И так мне жалко их стало – и ее, и этого чужого малыша. Ведь они были одни, вдвоем, на всем свете. Беспомощные, они принадлежали друг другу, как косточка принадлежит сливе, и в этом заключалась мощная правда жизни, а все остальное, и мои паршивые переживания в том числе, было ерундой.
И объясняться мне тогда расхотелось, и вопросы свои задавать. Такой у нее вид был замученный и худоба страшная – кого казнить, с кем счеты сводить? Что там творилось в ее душе, в ее совести, что она сожрала себя всего за неделю? Бог знает…
А потом ребенок заплакал и долго истошно верещал, потом надо было кормить его, потом он обмочил и испачкал подряд неимоверное количество пеленок, и их надо было сразу застирать и одновременно выгладить с двух сторон те, которые уже высохли, и – пошла крутиться карусель, какая бывает в доме с недельным младенцем, непрерывно орущим к тому же.

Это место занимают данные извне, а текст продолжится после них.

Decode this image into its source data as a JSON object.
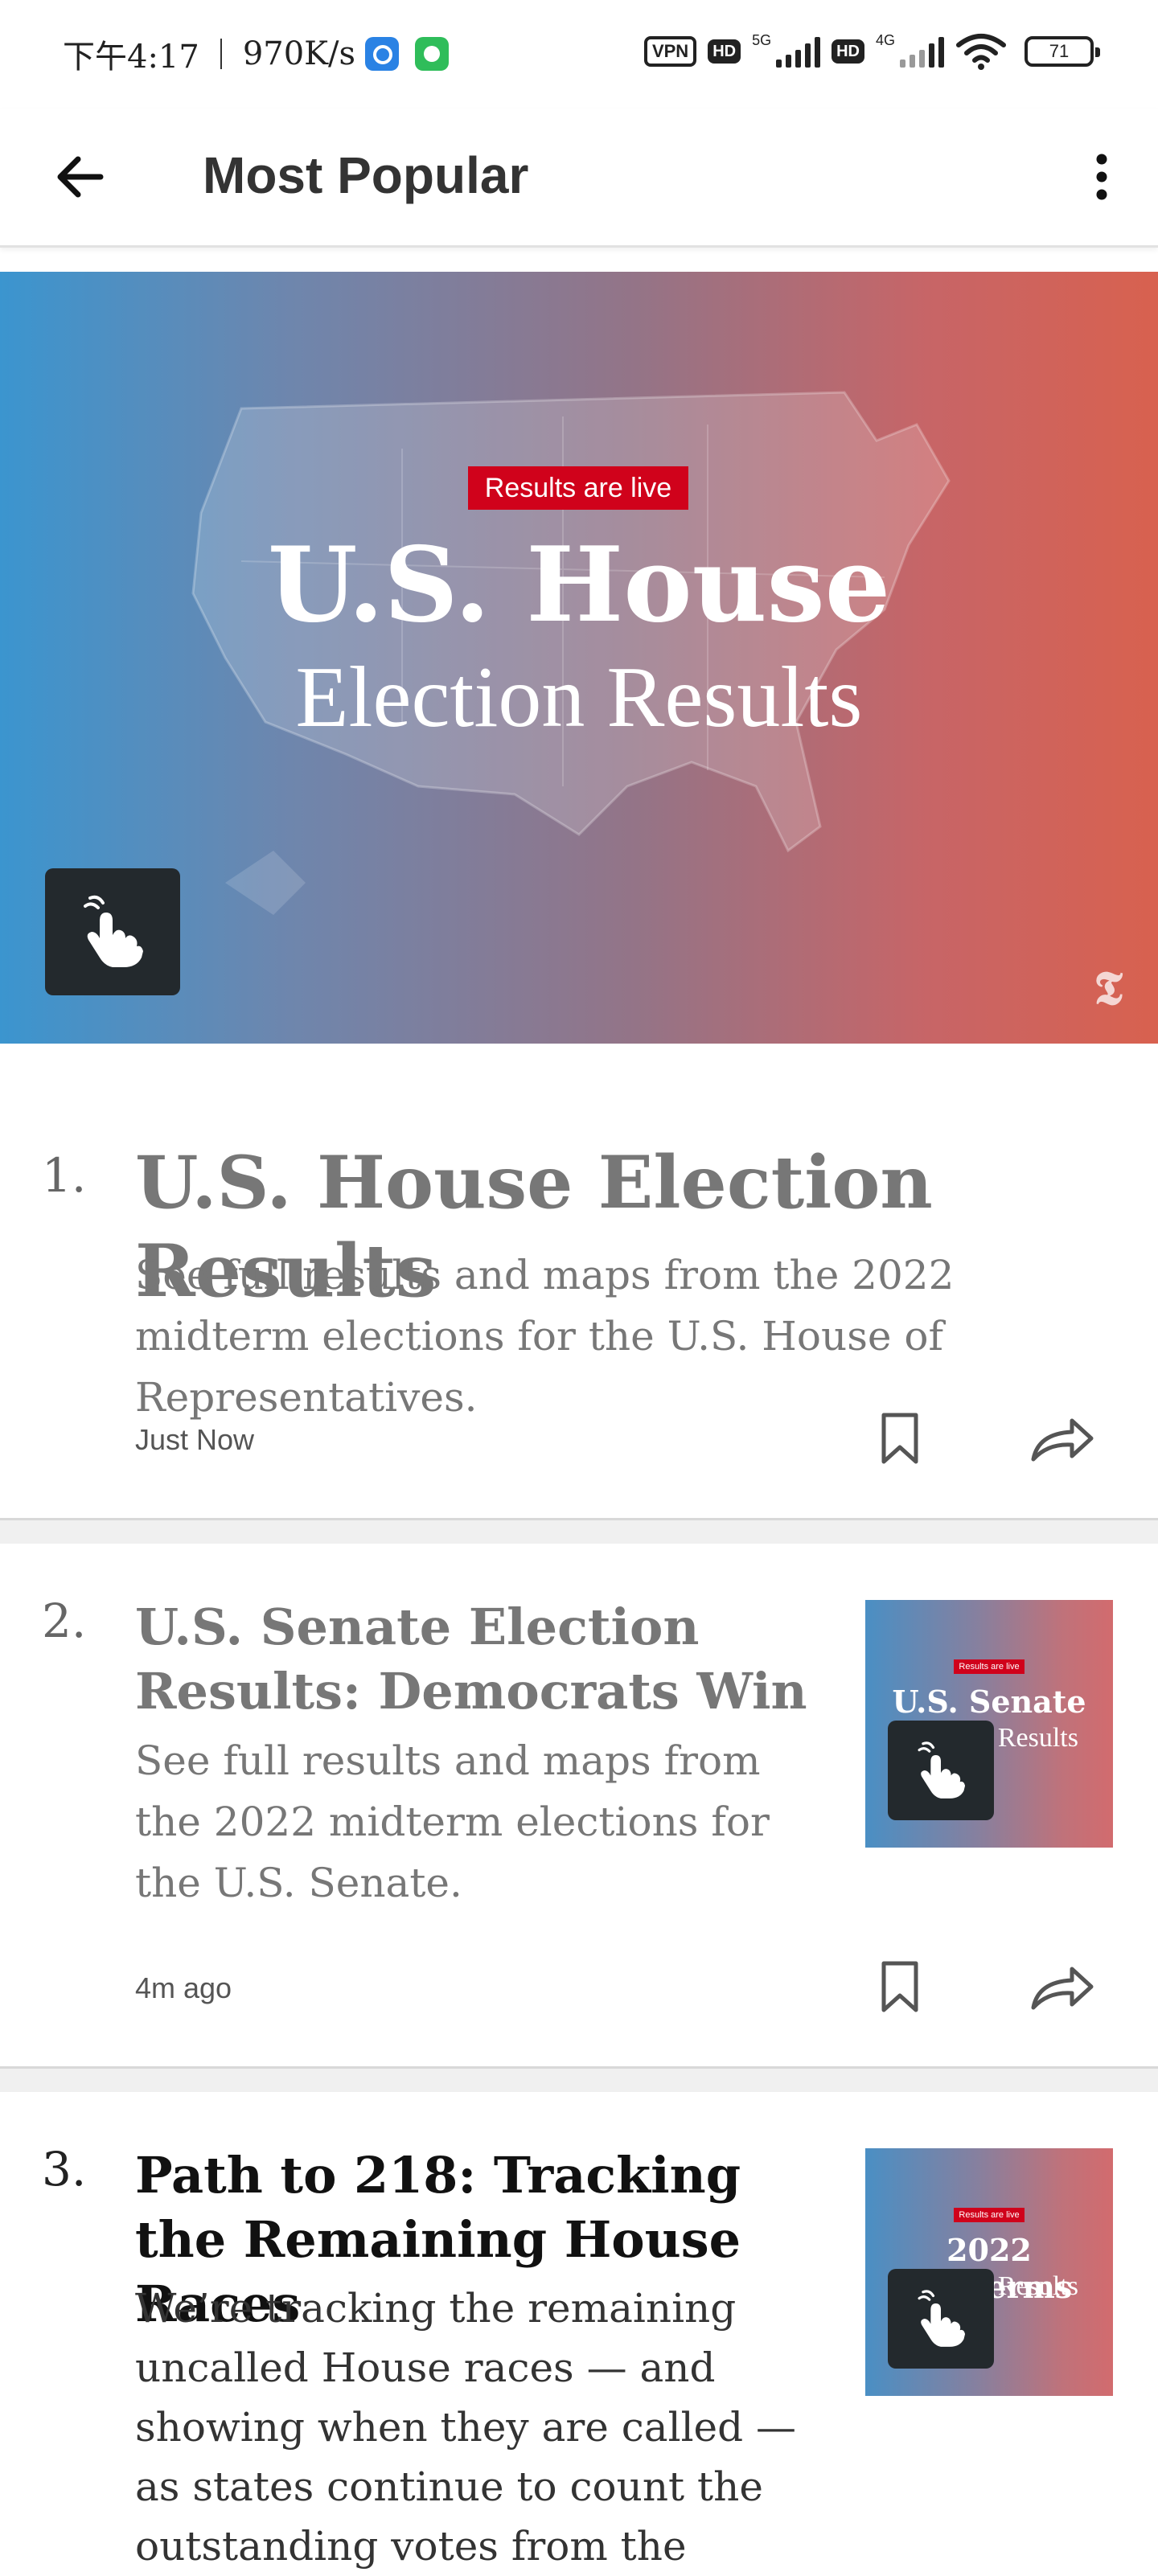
{
  "status_bar": {
    "time": "下午4:17",
    "speed": "970K/s",
    "vpn": "VPN",
    "hd": "HD",
    "net1": "5G",
    "net2": "4G",
    "battery": "71"
  },
  "app_bar": {
    "title": "Most Popular"
  },
  "hero": {
    "badge": "Results are live",
    "title": "U.S. House",
    "subtitle": "Election Results",
    "logo": "𝕿"
  },
  "articles": [
    {
      "number": "1.",
      "headline": "U.S. House Election Results",
      "summary": "See full results and maps from the 2022 midterm elections for the U.S. House of Representatives.",
      "time": "Just Now"
    },
    {
      "number": "2.",
      "headline": "U.S. Senate Election Results: Democrats Win",
      "summary": "See full results and maps from the 2022 midterm elections for the U.S. Senate.",
      "time": "4m ago",
      "thumb_badge": "Results are live",
      "thumb_title": "U.S. Senate",
      "thumb_sub": "Election Results"
    },
    {
      "number": "3.",
      "headline": "Path to 218: Tracking the Remaining House Races",
      "summary": "We’re tracking the remaining uncalled House races — and showing when they are called — as states continue to count the outstanding votes from the",
      "thumb_badge": "Results are live",
      "thumb_title": "2022 Midterms",
      "thumb_sub": "Election Results"
    }
  ]
}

Я понял, что должен остаться дня на два, помочь ей освоиться, – она совсем растерялась, через час уже валилась с ног и даже раз пять принималась беспомощно рыдать, когда ребенок заходился в истошном крике.
А к вечеру выяснилось, что у нее высокая температура и боли в груди. К ночи она стала молоть галиматью и тоненько плакать.
Я вызвал «скорую». Толстая сердобольная докторша осмотрела ее и велела собираться в больницу. Твоя мать металась, хватала докторшу за полы халата, умоляла оставить ее, а та уговаривала:
– Ну что вы, милая, не убивайтесь так, ведь на отца оставляете, не на чужого дядю.
И когда твою мать под руки выводили к машине, она обернулась и посмотрела на меня таким затравленным взглядом, что я, мужик, задвинул свои чемоданчик ногой под стул, и она это видела.
Да, мужик, сказал бы я ему, вот так мы остались с тобою один на один, когда тебе исполнилась неделя.
Уже через час ты отчаянно орал, требуя материнскую грудь. Я распеленал тебя. Ты поджимал к животу красные скрюченные ножки, беспорядочно вздрагивал кулачками и верещал от голода. Что я мог сделать в двенадцатом часу ночи?! Магазины со спасительными молочными смесями для младенцев открывались в восемь, с голоду к этому времени ты бы, конечно, не умер, но душу из меня своим отчаянным криком к утру вытряс бы.
Я ходил по комнате, равномерно потряхивал тебя и едва не выл от сознания своей бесполезности.
И вот тут засветилось окно в доме напротив. Теперь я уже знал, что женщина зажигает свет не когда придется, а для двенадцатичасового кормления. Для меня же в ту кромешную ночь этот притушенный свет настольной лампы показался грянувшим с небес солнечным сиянием.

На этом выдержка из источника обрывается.